SKOR.id - Ketika menyaksikan para atlet yang bertanding di Olimpiade, apa yang muncul di benak Skorer? Apakah bertanya seperti apa latihan mereka? Seperti apa kekuatan pukulan atau kekuatan otot inti mereka? Atau apa yang sedang mereka pikirkan? Atau mungkin muncul sebuah pertanyaan, mengapa harus ke Olimpiade?

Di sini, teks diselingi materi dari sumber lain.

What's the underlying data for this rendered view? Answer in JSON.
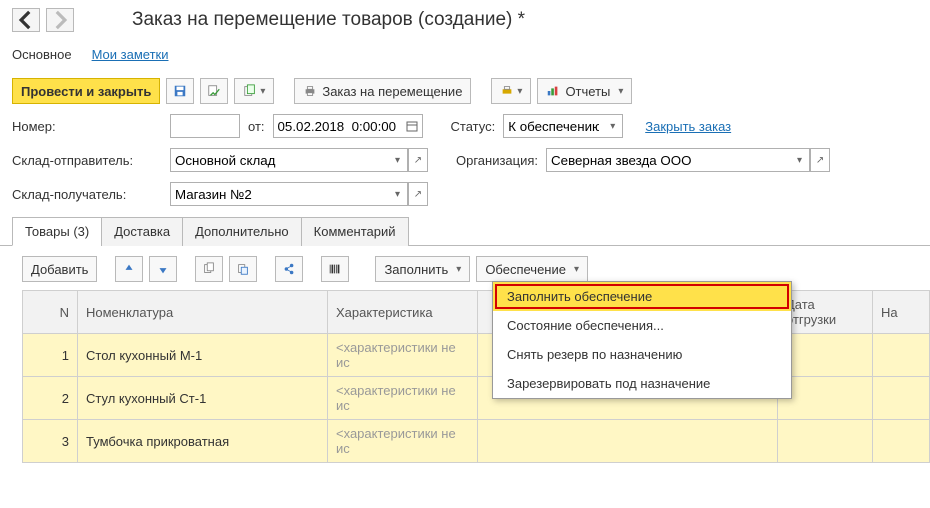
{
  "title": "Заказ на перемещение товаров (создание) *",
  "topTabs": {
    "main": "Основное",
    "notes": "Мои заметки"
  },
  "toolbar": {
    "post_close": "Провести и закрыть",
    "order_move": "Заказ на перемещение",
    "reports": "Отчеты"
  },
  "form": {
    "number_lbl": "Номер:",
    "number_val": "",
    "from_lbl": "от:",
    "date_val": "05.02.2018  0:00:00",
    "status_lbl": "Статус:",
    "status_val": "К обеспечению",
    "close_order": "Закрыть заказ",
    "src_lbl": "Склад-отправитель:",
    "src_val": "Основной склад",
    "org_lbl": "Организация:",
    "org_val": "Северная звезда ООО",
    "dst_lbl": "Склад-получатель:",
    "dst_val": "Магазин №2"
  },
  "tabs2": {
    "goods": "Товары (3)",
    "delivery": "Доставка",
    "extra": "Дополнительно",
    "comment": "Комментарий"
  },
  "grid_toolbar": {
    "add": "Добавить",
    "fill": "Заполнить",
    "provision": "Обеспечение"
  },
  "columns": {
    "n": "N",
    "nomen": "Номенклатура",
    "char": "Характеристика",
    "ship": "Дата отгрузки",
    "last": "На"
  },
  "char_ph": "<характеристики не ис",
  "rows": [
    {
      "n": "1",
      "name": "Стол кухонный М-1"
    },
    {
      "n": "2",
      "name": "Стул кухонный Ст-1"
    },
    {
      "n": "3",
      "name": "Тумбочка прикроватная"
    }
  ],
  "menu": {
    "fill_prov": "Заполнить обеспечение",
    "state": "Состояние обеспечения...",
    "unreserve": "Снять резерв по назначению",
    "reserve": "Зарезервировать под назначение"
  }
}
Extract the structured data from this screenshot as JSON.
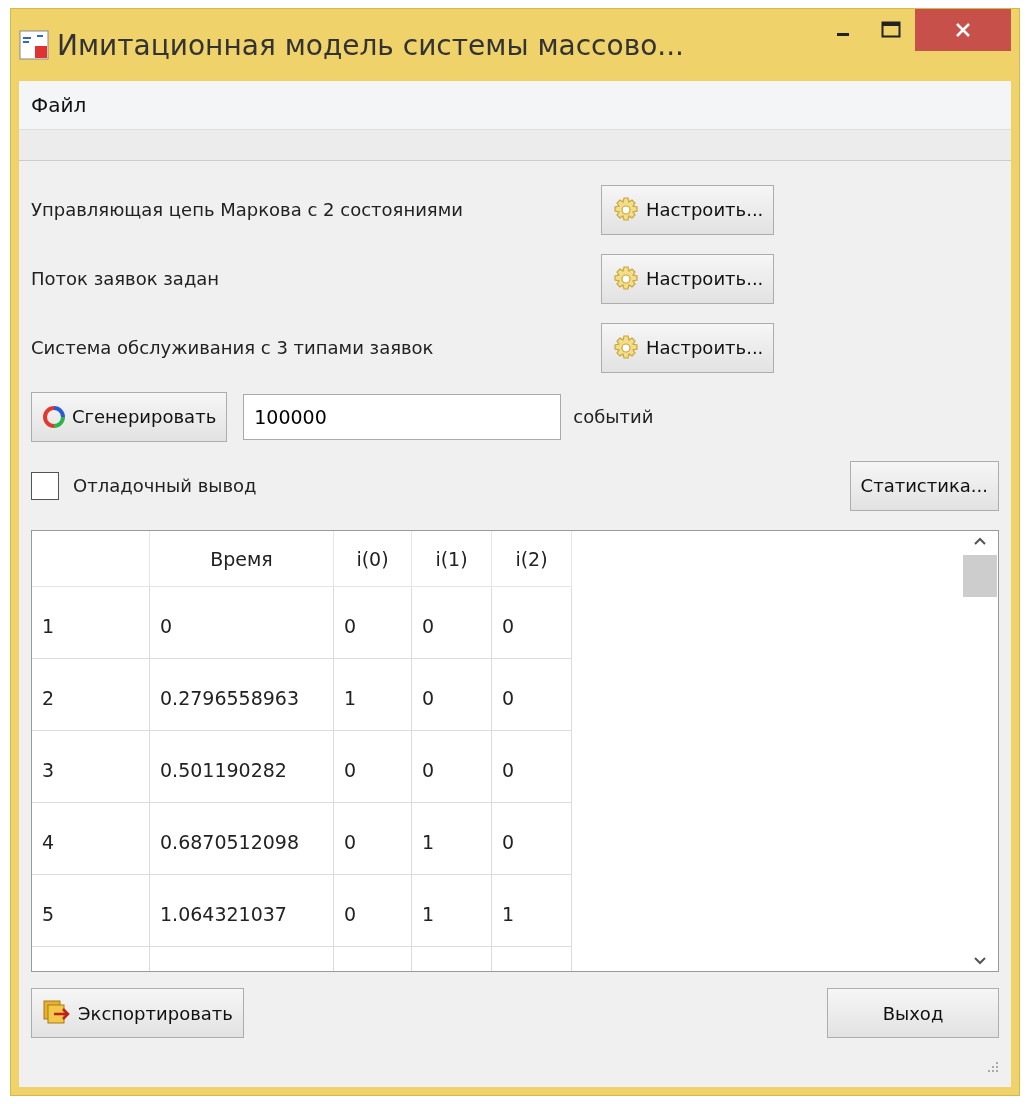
{
  "window": {
    "title": "Имитационная модель системы массово..."
  },
  "menu": [
    "Файл"
  ],
  "config_rows": [
    {
      "label": "Управляющая цепь Маркова с 2 состояниями",
      "button": "Настроить..."
    },
    {
      "label": "Поток заявок задан",
      "button": "Настроить..."
    },
    {
      "label": "Система обслуживания с 3 типами заявок",
      "button": "Настроить..."
    }
  ],
  "generate": {
    "button": "Сгенерировать",
    "value": "100000",
    "unit": "событий"
  },
  "debug": {
    "label": "Отладочный вывод",
    "checked": false
  },
  "stats_button": "Статистика...",
  "table": {
    "columns": [
      "Время",
      "i(0)",
      "i(1)",
      "i(2)"
    ],
    "rows": [
      {
        "header": "1",
        "cells": [
          "0",
          "0",
          "0",
          "0"
        ]
      },
      {
        "header": "2",
        "cells": [
          "0.2796558963",
          "1",
          "0",
          "0"
        ]
      },
      {
        "header": "3",
        "cells": [
          "0.501190282",
          "0",
          "0",
          "0"
        ]
      },
      {
        "header": "4",
        "cells": [
          "0.6870512098",
          "0",
          "1",
          "0"
        ]
      },
      {
        "header": "5",
        "cells": [
          "1.064321037",
          "0",
          "1",
          "1"
        ]
      }
    ]
  },
  "export_button": "Экспортировать",
  "exit_button": "Выход"
}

Untuk pertanyaan terakhir, maka artikel ini sangat tepat untuk Skorer. Mengapa atlet harus ke Olimpiade? Mengapa Olimpiade penting untuk terus digelar? Dua pertanyaan inilah yang akan dibahas dalam Skor Special kali ini. (Skor Special adalah artikel yang akan memberikan perspektif berbeda setelah Skorer membacanya dan artikel ini bisa ditemukan dengan mencari #Skor Special atau masuk ke navigasi Skor Special pada homepage Skor.id.)
Untuk jawaban sederhana dari kedua pertanyaan penting di atas adalah Olimpiade merupakan ajang tertinggi bagi para atlet untuk menunjukkan kemampuannya dan bersaing dengan atlet-atlet dari negara lain. Tentu saja yang lolos ke Olimpiade adalah para atlet elite. Jadi, Olimpiade adalah puncak dari persaingan ini.

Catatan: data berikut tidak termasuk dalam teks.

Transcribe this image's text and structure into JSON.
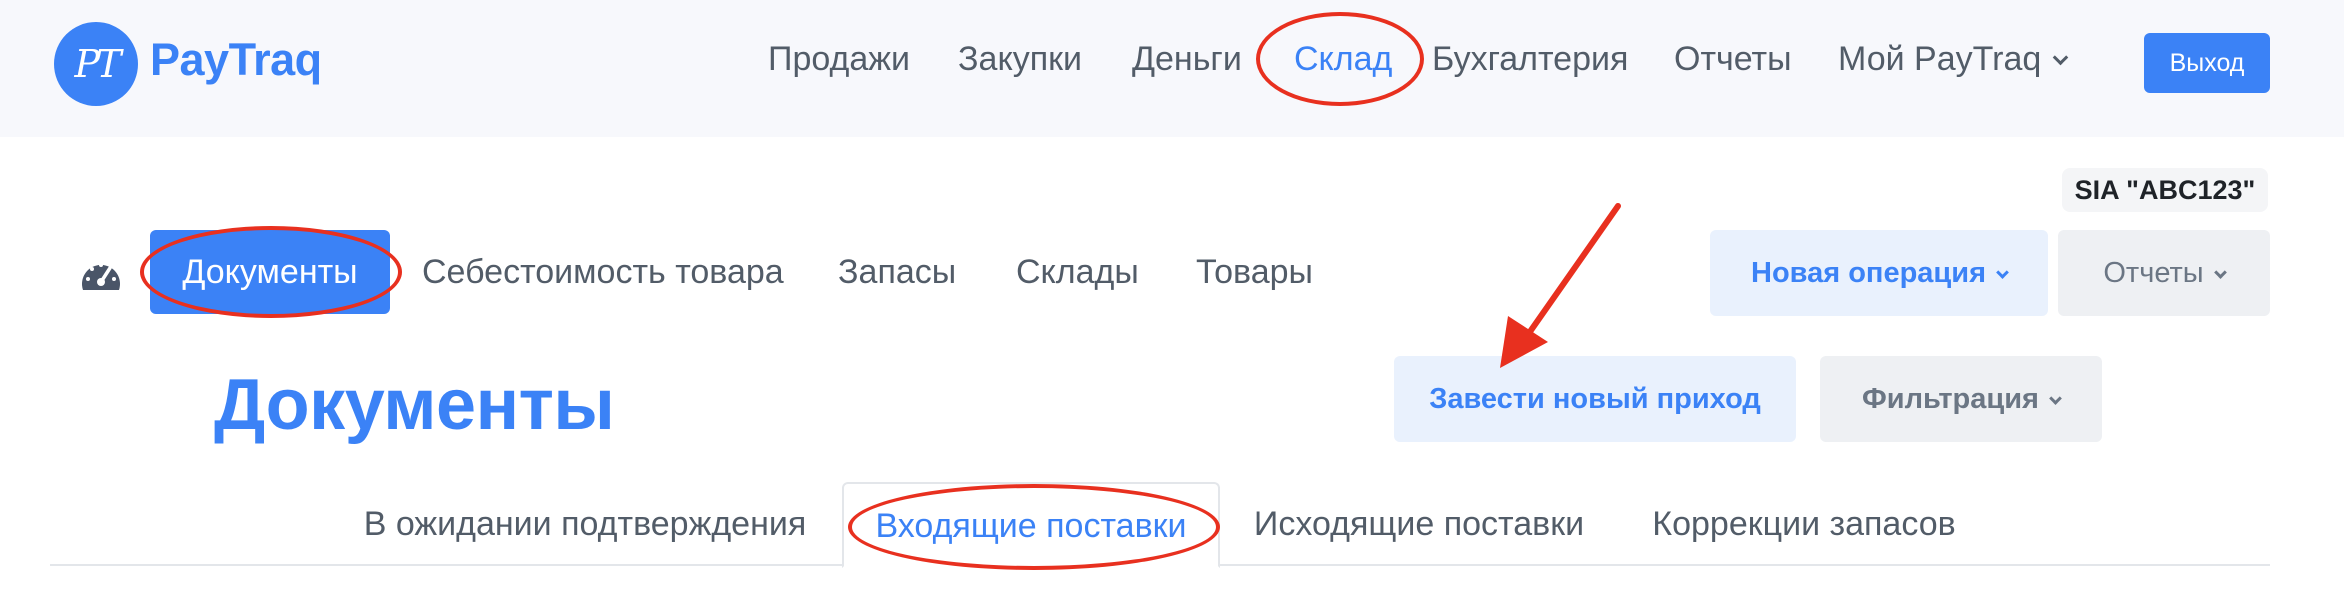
{
  "header": {
    "logo_letters": "PT",
    "brand": "PayTraq",
    "nav": [
      {
        "label": "Продажи"
      },
      {
        "label": "Закупки"
      },
      {
        "label": "Деньги"
      },
      {
        "label": "Склад",
        "active": true
      },
      {
        "label": "Бухгалтерия"
      },
      {
        "label": "Отчеты"
      },
      {
        "label": "Мой PayTraq"
      }
    ],
    "logout_label": "Выход"
  },
  "company": "SIA \"ABC123\"",
  "subnav": {
    "items": [
      {
        "label": "Документы",
        "active": true
      },
      {
        "label": "Себестоимость товара"
      },
      {
        "label": "Запасы"
      },
      {
        "label": "Склады"
      },
      {
        "label": "Товары"
      }
    ],
    "new_operation_label": "Новая операция",
    "reports_label": "Отчеты"
  },
  "page": {
    "title": "Документы",
    "new_receipt_label": "Завести новый приход",
    "filter_label": "Фильтрация"
  },
  "tabs": [
    {
      "label": "В ожидании подтверждения"
    },
    {
      "label": "Входящие поставки",
      "active": true
    },
    {
      "label": "Исходящие поставки"
    },
    {
      "label": "Коррекции запасов"
    }
  ],
  "colors": {
    "accent": "#3b82f6",
    "annotation": "#e8301f"
  },
  "icons": {
    "dashboard": "dashboard-gauge-icon",
    "dropdown": "chevron-down-icon"
  }
}
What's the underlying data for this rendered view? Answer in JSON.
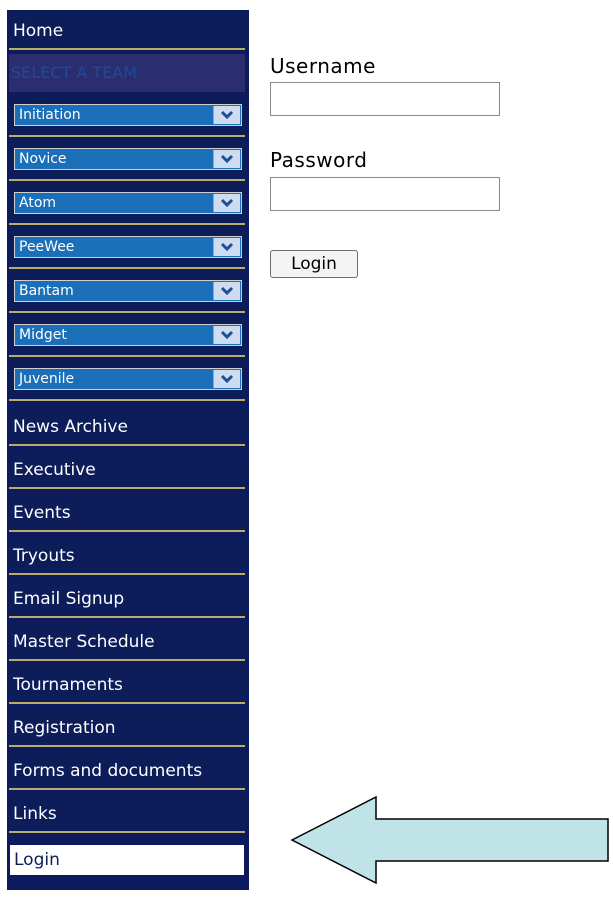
{
  "sidebar": {
    "home": "Home",
    "select_team_header": "SELECT A TEAM",
    "teams": [
      "Initiation",
      "Novice",
      "Atom",
      "PeeWee",
      "Bantam",
      "Midget",
      "Juvenile"
    ],
    "menu": [
      "News Archive",
      "Executive",
      "Events",
      "Tryouts",
      "Email Signup",
      "Master Schedule",
      "Tournaments",
      "Registration",
      "Forms and documents",
      "Links"
    ],
    "active_item": "Login"
  },
  "login_form": {
    "username_label": "Username",
    "username_value": "",
    "password_label": "Password",
    "password_value": "",
    "submit_label": "Login"
  },
  "colors": {
    "sidebar_bg": "#0c1d5a",
    "divider": "#b9ad6b",
    "select_bg": "#1a6fb8",
    "arrow_fill": "#bfe3e6"
  }
}
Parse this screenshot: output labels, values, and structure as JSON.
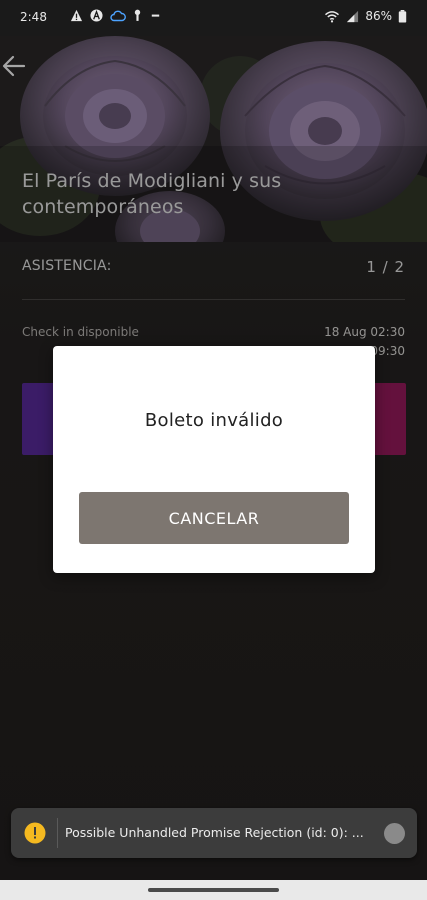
{
  "status_bar": {
    "time": "2:48",
    "battery": "86%",
    "icons_left": [
      "warning-icon",
      "a-icon",
      "cloud-icon",
      "key-icon",
      "dash-icon"
    ],
    "icons_right": [
      "wifi-icon",
      "signal-icon",
      "battery-icon"
    ]
  },
  "event": {
    "title": "El París de Modigliani y sus contemporáneos"
  },
  "attendance": {
    "label": "ASISTENCIA:",
    "count": "1 / 2"
  },
  "checkin": {
    "label": "Check in disponible",
    "date_start": "18 Aug 02:30",
    "date_end": "09:30"
  },
  "dialog": {
    "message": "Boleto inválido",
    "cancel_label": "CANCELAR"
  },
  "warning": {
    "text": "Possible Unhandled Promise Rejection (id: 0): ..."
  },
  "colors": {
    "purple": "#5b2c9f",
    "magenta": "#9a1b5e",
    "cancel_button": "#7d7670",
    "warning_yellow": "#f5b920"
  }
}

Jika ditelaah lebih jauh lagi, maka terdapat empat hal yang menjadi alasan mengapa Olimpiade itu penting untuk terus digelar dan mengapa atlet harus ke Olimpiade. Berikut penjelasannya:
1. Sejarah
Olimpiade adalah salah satu kompetisi olahraga tertua di dunia. Pertama kali digelar di Athena, Yunani, pada tahun 1896. Terhitung 128 tahun yang lalu ajang multievent ini telah digelar dan masih bertahan hingga saat ini.

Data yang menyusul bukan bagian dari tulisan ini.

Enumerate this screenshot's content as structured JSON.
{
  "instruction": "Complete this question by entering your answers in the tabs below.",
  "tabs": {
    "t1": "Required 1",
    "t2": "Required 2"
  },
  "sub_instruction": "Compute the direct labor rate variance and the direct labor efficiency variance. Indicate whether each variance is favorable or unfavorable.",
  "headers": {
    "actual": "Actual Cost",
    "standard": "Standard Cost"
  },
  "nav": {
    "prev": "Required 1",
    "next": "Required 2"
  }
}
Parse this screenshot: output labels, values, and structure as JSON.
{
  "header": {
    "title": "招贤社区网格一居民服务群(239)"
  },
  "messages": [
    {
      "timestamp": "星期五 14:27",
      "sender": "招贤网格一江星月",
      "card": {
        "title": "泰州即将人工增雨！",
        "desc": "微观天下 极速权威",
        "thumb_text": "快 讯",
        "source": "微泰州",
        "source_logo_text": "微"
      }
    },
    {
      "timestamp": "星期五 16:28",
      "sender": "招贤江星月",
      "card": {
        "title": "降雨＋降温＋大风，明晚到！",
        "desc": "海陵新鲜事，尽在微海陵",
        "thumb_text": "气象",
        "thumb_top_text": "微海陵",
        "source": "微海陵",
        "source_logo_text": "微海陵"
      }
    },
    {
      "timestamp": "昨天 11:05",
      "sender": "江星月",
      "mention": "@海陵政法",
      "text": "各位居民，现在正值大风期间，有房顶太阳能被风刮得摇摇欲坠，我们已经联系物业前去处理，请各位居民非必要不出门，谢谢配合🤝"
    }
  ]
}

Awalnya, ajang olahraga ini untuk menghormati Zeus, dewa penguasa Olimpus, pada 8-4 SM dan pesertanya adalah para "jagoan" dari kota-kota kuni Yunani. Cabang yang digelar pun atletik, gulat (pertarungan jarak dekat), dan lomba kereta.
Para juaranya pun dianggap sebagai idola Yunani kala itu. Bahkan, mereka dibuatkan puisi dan patung. Banyak sekali ditemukan catatan dan artefak dari para juara ini dalam mitologi dan legenda Yunani.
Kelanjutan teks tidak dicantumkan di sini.